In a post in the “Extreme OO in Practice” series (in Polish), Koziołek used the following example: Fill a 3x3x3 matrix with subsequent natural numbers and print it to stdout.
The example in Java is 27 lines of code (if you remove comments). It is later refactored into 55 lines that are supposed to be more readable, but personally I can’t help but gnash my teeth over it.
Anyway, shortly after reading that example, I thought of what it would look like in Clojure. Here it is:
(def array (take 3 (partition 3 (partition 3 (iterate inc 1))))) (doall (map #(doall (map println %)) array))
That’s it. I know it’s unfair to compare this to Java and say that it’s shorter than your class and
main() declaration. But it is, and it makes the full-time Java programmer in me weep. Anyway, I have two observations.
As I like to point out, Java is awfully verbose and unexpressive. Part of the story is strong typing and the nature of imperative programming. But then again, sometimes imperative programming is very clumsy.

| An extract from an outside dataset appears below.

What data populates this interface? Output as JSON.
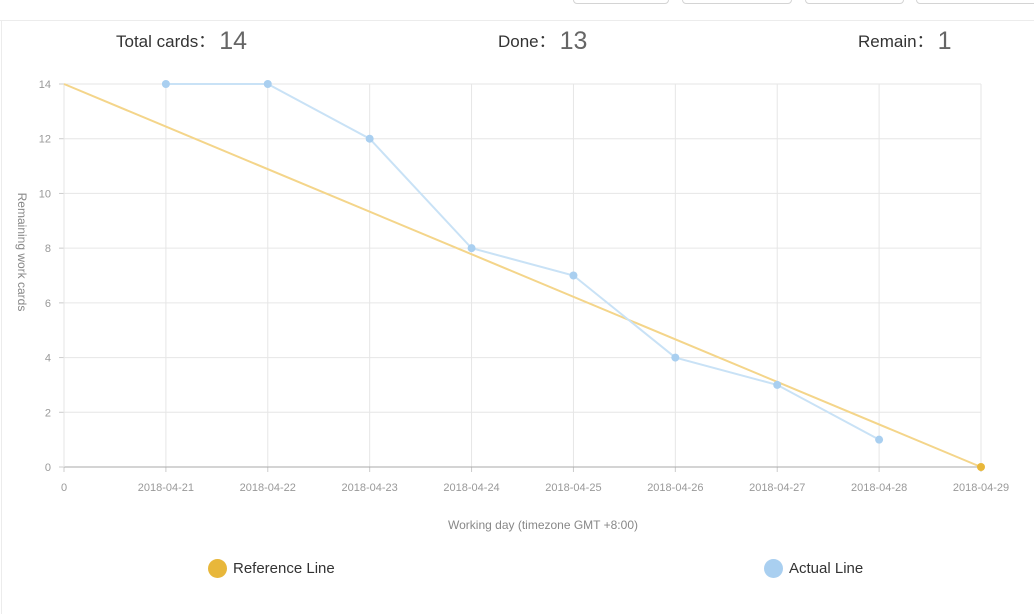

Secondly, this solution in Clojure presents a completely different approach to solving the problem. In Java you would declare an array and then iterate over it in nested loops, incrementing the “current value” in every innermost iteration. In Clojure, you start with an infinite sequence of lazy numbers, partition (group) it in blocks (that’s one row), then group those blocks into a 2D array, and take 3 of those 2D blocks as the final 3D matrix. Same thing with printing the array. You don’t iterate over individual cells, but naturally invoke a function on a sequence.
The difference is subtle, but very important. Note how the Java code needed 4 variables for the filling (“current value” and 3 indexes) and 3 indexes for printing. There was a very clear distinction between data and what was happening to it. In Clojure you don’t need to bother with such low-level details. Code is data. Higher-order functions naturally “serve as” data in the first line, and are used to iterate over this data in the second.